A Judge Has Ruled in the Bitter Ownership Dispute Over Norman Rockwell Works That Once Hung in the White House

Was a long term loan to the White House used to disguise the theft of four valuable Rockwell drawings?

Portrait of Norman Rockwell at work. Photo Bettman, via Getty Images.

A bitter family dispute over how to split the inheritance of four Norman Rockwell drawings that hung in the White House for decades may finally be resolved. A federal judge upheld the ownership claim of just one of the possible heirs, William Nile Elam III.

The complicated quarrel centered around a series of illustrations known as “You Want to See the President,” which were completed by Rockwell during a visit to the White House in 1943 and published in The Saturday Evening Post. They show several classic American figures, including a senator and a beauty pageant queen, lining up to meet Franklin D. Roosevelt. They hung in the White House between 1978 and 2022.

At the time of their completion, the original artworks were given to the president’s press secretary Stephen T. Early, whose heirs are now squabbling over their ownership. The contest began in 2017, when Early’s son Thomas Early saw the drawings hanging in the West Wing of the White House in the background of an interview with Donald Trump. He decided his nephew William Nile Elam II must have lent them without the family’s permission and requested that the works be taken down, which they eventually were last year. (The White House has not been accused of any wrongdoing.)

According to Elam’s account, Stephen Early gave the illustrations to his daughter, Helen Early Elam on the occasion of her graduation in 1949, just a few years before he died. She in turn gave them to her son William Elam, who lent them to the White House in 1978. In February of this year, Elam sought to set this version of events in stone by asking Virginia District Court to award him ownership.

An illustration from Norman Rockwell’s 1943 series, You Want to See the President. Courtesy of the U.S. District Court for Eastern Virginia.

Though Thomas Early died in 2020, another of his sisters and his sons filed a counterclaim against Elam III, arguing that Helen Early Elam could not have legally passed on sole ownership of the illustrations to her son since she only owned one-third of the series. They said that she asked Thomas Early to borrow the works for an exhibition in San Francisco in 1980, suggesting that she couldn’t have believed she was their sole owner.

“William Elam took the Rockwells to the White House to conceal his removal of the artwork from his grandmother’s house,” the filing also alleged, “and to hide the Rockwells for a significant time period to ‘launder’ or ‘wash’ the ownership of artwork, in the effort to obtain sole ownership.” The relatives of Thomas Early also claimed that the fact the works were loaned anonymously was part of Elam’s scheme. They sought ownership and $350,000 in punitive damages.

It is not clear how they arrived at this figure but, in 2017, an unnamed auction house made an initial “unofficial appraisal” that the works could be worth around $8 million.

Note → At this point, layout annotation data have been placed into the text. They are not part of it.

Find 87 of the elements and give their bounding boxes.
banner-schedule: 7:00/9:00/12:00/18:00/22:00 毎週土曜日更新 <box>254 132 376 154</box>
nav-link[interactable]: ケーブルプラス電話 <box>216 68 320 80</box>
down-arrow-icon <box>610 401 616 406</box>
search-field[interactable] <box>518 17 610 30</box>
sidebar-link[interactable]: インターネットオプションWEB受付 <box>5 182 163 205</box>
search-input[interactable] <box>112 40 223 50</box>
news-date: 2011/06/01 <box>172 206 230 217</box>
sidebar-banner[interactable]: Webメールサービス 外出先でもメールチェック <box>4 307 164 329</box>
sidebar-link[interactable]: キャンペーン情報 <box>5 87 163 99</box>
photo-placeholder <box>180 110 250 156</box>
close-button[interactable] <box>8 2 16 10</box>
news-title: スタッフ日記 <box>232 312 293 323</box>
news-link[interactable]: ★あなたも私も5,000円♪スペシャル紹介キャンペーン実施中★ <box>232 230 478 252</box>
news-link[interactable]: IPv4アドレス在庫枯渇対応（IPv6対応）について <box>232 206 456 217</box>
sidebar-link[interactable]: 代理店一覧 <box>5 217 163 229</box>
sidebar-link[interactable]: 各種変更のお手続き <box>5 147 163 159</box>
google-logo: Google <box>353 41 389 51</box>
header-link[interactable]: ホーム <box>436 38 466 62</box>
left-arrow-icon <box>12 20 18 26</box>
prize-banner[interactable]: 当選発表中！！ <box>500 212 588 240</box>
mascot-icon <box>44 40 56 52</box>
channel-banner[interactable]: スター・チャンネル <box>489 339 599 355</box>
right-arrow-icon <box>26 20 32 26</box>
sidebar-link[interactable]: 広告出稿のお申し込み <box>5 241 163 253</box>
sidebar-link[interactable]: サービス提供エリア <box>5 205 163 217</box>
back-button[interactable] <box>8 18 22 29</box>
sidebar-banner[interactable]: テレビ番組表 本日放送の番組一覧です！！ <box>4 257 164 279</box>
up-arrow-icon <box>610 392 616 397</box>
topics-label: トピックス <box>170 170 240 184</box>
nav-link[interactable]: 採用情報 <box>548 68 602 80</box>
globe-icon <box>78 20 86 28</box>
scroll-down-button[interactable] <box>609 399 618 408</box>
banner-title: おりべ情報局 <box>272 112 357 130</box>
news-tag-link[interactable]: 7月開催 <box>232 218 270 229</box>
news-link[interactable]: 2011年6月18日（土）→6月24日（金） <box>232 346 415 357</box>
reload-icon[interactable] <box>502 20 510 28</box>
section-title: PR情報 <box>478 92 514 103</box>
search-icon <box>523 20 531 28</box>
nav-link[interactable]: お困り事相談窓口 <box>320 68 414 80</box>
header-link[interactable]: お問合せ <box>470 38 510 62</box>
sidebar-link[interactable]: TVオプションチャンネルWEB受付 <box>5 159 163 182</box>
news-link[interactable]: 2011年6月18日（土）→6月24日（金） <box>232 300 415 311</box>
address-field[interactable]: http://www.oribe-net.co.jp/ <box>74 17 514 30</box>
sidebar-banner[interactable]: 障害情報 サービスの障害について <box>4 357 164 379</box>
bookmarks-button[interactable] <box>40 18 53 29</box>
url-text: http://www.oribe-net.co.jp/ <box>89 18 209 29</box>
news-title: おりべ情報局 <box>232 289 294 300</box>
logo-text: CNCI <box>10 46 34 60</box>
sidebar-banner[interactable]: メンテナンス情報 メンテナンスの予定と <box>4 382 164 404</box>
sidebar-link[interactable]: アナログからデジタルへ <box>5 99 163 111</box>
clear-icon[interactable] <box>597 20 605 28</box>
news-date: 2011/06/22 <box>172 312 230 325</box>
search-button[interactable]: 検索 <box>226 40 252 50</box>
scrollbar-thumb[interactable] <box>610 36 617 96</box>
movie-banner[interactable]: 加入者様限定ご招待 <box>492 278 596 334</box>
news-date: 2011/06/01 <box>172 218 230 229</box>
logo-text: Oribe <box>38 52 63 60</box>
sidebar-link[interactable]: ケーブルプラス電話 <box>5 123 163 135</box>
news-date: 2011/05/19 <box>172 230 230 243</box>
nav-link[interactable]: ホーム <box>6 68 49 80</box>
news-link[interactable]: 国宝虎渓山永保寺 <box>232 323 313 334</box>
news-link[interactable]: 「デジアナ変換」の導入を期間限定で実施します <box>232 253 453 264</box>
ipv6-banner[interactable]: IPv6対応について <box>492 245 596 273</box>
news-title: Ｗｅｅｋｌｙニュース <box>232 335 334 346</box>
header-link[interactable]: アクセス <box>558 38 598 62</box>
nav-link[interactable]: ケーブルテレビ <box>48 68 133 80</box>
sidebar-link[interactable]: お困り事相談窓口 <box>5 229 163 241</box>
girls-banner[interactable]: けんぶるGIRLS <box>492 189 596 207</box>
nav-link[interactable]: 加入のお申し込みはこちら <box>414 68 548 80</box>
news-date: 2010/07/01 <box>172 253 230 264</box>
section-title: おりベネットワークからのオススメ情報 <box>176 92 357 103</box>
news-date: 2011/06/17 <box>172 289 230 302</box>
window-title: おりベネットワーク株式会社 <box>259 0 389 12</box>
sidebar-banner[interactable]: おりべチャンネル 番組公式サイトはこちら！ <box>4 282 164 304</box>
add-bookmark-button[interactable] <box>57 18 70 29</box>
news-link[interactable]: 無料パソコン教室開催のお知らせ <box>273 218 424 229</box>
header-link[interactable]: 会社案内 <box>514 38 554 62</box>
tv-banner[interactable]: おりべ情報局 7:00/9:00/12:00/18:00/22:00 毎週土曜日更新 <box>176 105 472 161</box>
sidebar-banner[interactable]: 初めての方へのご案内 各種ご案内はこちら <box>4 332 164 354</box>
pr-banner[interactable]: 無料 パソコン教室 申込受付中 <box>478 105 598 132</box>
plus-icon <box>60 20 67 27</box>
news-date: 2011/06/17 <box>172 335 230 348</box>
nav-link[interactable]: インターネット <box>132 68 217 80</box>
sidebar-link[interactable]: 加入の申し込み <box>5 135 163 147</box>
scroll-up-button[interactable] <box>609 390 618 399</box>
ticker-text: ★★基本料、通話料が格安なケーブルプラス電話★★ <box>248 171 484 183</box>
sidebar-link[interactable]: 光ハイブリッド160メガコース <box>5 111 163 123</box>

Elam’s claim was upheld by Judge Michael S. Nachmanoff of Federal District Court in Alexandria, Virginia, on October 31. He found that the case had a “clear outcome,” in part because when Stephen Early died in 1951, the illustrations were not listed in the official accounting of his estate, a document that was signed under oath by his wife Helen Early. “One can then conclude that the Illustrations were not part of Grandfather Early’s estate because he had already gifted them during his lifetime,” the judge decided.

There was also evidence, backed by a letter to the Rockwell Museum written in 1990 by Helen Elam, that the Rockwell illustrations had been in the possession of Elam or his mother since at least 1960, a full 18 years before they were lent to the White House. Though the defendants contested this, they were not able to explain where the Rockwells would have been instead between 1960 and 1969 and the only Early family estate to reference the works was Helen Elam’s.

The judge ruled that, based on the available evidence, Elam was “entitled to benefit from the common law presumption of ownership.”

The relatives’ only hope of countering this entitlement would have been to prove that Elam’s possession of the works was the result of theft. However, the judge said they were not able to put forward “the kind or quantity of evidence to establish theft.” They were unable to prove their assertion that Elam had lent the works to the White House anonymously to intentionally hide his identity, or that the loan was part of a grander scheme to assume sole ownership. According to Elam’s lawyers, the works were lent to the White House after thieves attempted to break into the home of Helen Early, Stephen Early’s wife and Elam’s grandmother, who died in 1978.

The illustrations have returned to Elam’s possession and, according to the New York Times, his lawyers said “he feels vindicated.”